Data comes from the Office of the Clerk and additional Googling.

So that’s a pretty short list of people who’ve become President without executive experience of some kind. Even shorter if you discount those two who had served as Secretary of State. And for over 150 years we’ve only had one president with no executive branch experience. So how do we even know how a legislator behaves as president? We’ve had plenty of former Vice Presidents and Governors, all with spotty records of their own. You can no more claim issues with Lyndon B. Johnson and blame it on his Senatorial background than you can George H.W. Bush. Both were Senators and VP’s, both have mixed reviews.

One of the things I’m quite glad in this race is that both of the top contenders are Senators, not Governors. I’d like to see some new criteria in the qualifications for President. For too long we’ve dismissed those of mostly legislative backgrounds and we do ourselves a disservice by not expanding the pool.

And Governor Palin’s experience pales in comparison, by scope, with Barak Obama’s: Executive management of a tiny town of less than 7,000 and a state of less than 700,000. It’s also a state largely removed from the rest of the country in interaction, diversity of industry/economy, and geography.

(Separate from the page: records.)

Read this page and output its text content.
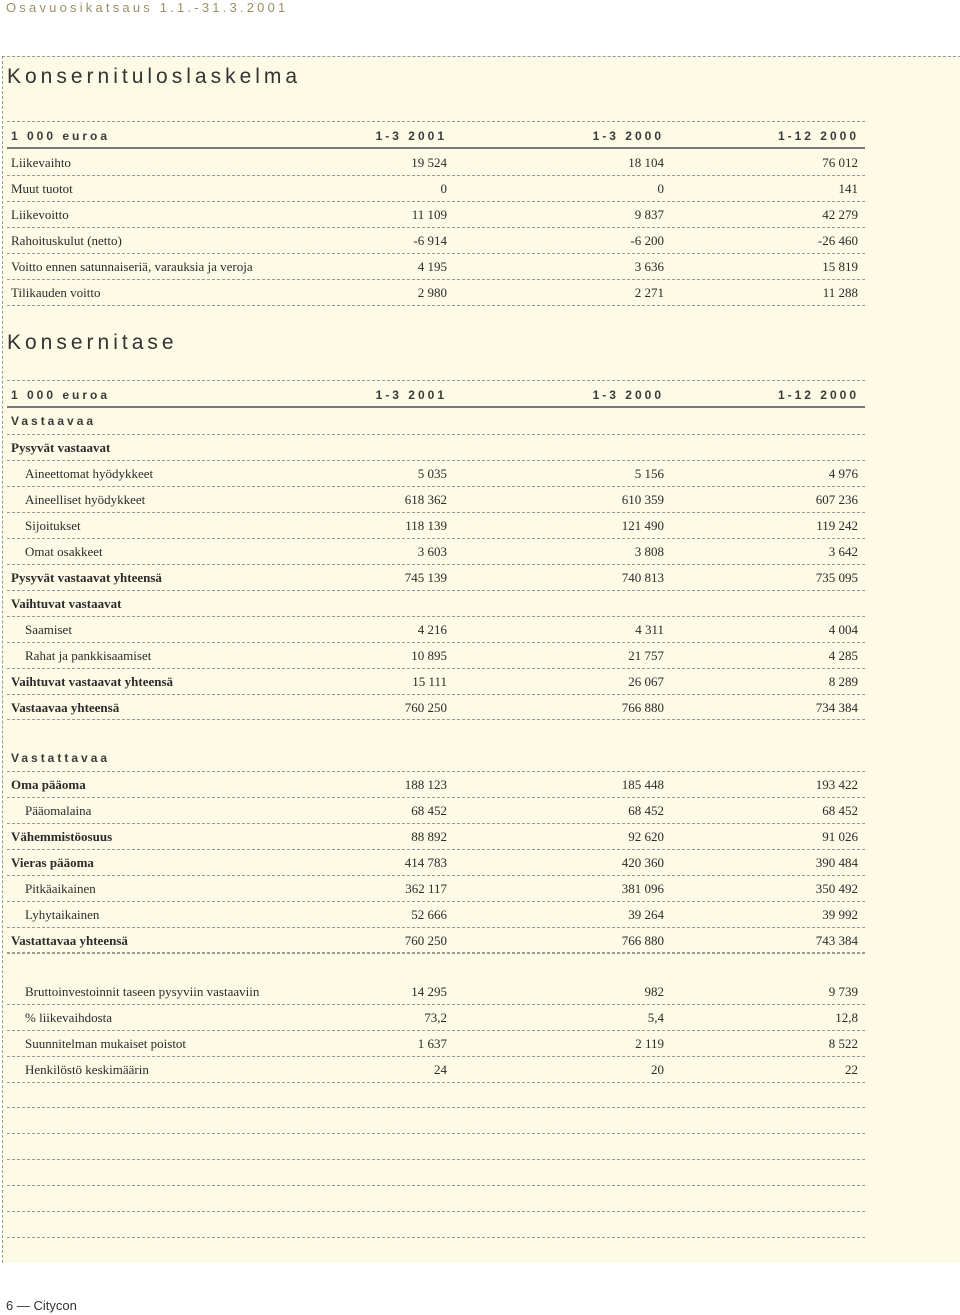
Osavuosikatsaus 1.1.-31.3.2001
Konsernituloslaskelma
1 000 euroa	1-3 2001	1-3 2000	1-12 2000
Liikevaihto	19 524	18 104	76 012
Muut tuotot	0	0	141
Liikevoitto	11 109	9 837	42 279
Rahoituskulut (netto)	-6 914	-6 200	-26 460
Voitto ennen satunnaiseriä, varauksia ja veroja	4 195	3 636	15 819
Tilikauden voitto	2 980	2 271	11 288
Konsernitase
1 000 euroa	1-3 2001	1-3 2000	1-12 2000
Vastaavaa
Pysyvät vastaavat
Aineettomat hyödykkeet	5 035	5 156	4 976
Aineelliset hyödykkeet	618 362	610 359	607 236
Sijoitukset	118 139	121 490	119 242
Omat osakkeet	3 603	3 808	3 642
Pysyvät vastaavat yhteensä	745 139	740 813	735 095
Vaihtuvat vastaavat
Saamiset	4 216	4 311	4 004
Rahat ja pankkisaamiset	10 895	21 757	4 285
Vaihtuvat vastaavat yhteensä	15 111	26 067	8 289
Vastaavaa yhteensä	760 250	766 880	734 384
Vastattavaa
Oma pääoma	188 123	185 448	193 422
Pääomalaina	68 452	68 452	68 452
Vähemmistöosuus	88 892	92 620	91 026
Vieras pääoma	414 783	420 360	390 484
Pitkäaikainen	362 117	381 096	350 492
Lyhytaikainen	52 666	39 264	39 992
Vastattavaa yhteensä	760 250	766 880	743 384
Bruttoinvestoinnit taseen pysyviin vastaaviin	14 295	982	9 739
% liikevaihdosta	73,2	5,4	12,8
Suunnitelman mukaiset poistot	1 637	2 119	8 522
Henkilöstö keskimäärin	24	20	22
6 — Citycon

The experience simply doesn’t translate. Her private sector experience doesn’t translate either; she was a sports reporter and a leader of a 527 group for most of her private sector experience. Nor does her education shore up any areas where she’s lacking.

By contrast, Obama is a constitutional scholar. His state legislator experience alone is for a district estimated at ~500,000. As a state Senator, his constituency grew to almost 13 million. He was a teacher, an organizer, and a legislator. He’s an accomplished author. To compare Palin and Obama is simply ludicrous. I can read bullshit in any resume, and hers is bullshit for the job for which she is applying. And then don’t even start to compare her to Joe Biden. It’s simply not possible.

In terms of experience, it’s fair to weight both Obama’s and McCain’s against each other in terms of years. But years alone don’t do it for me. It’s the quality of the experience and when it comes to McCain, the quality of the last eight years doesn’t hold up.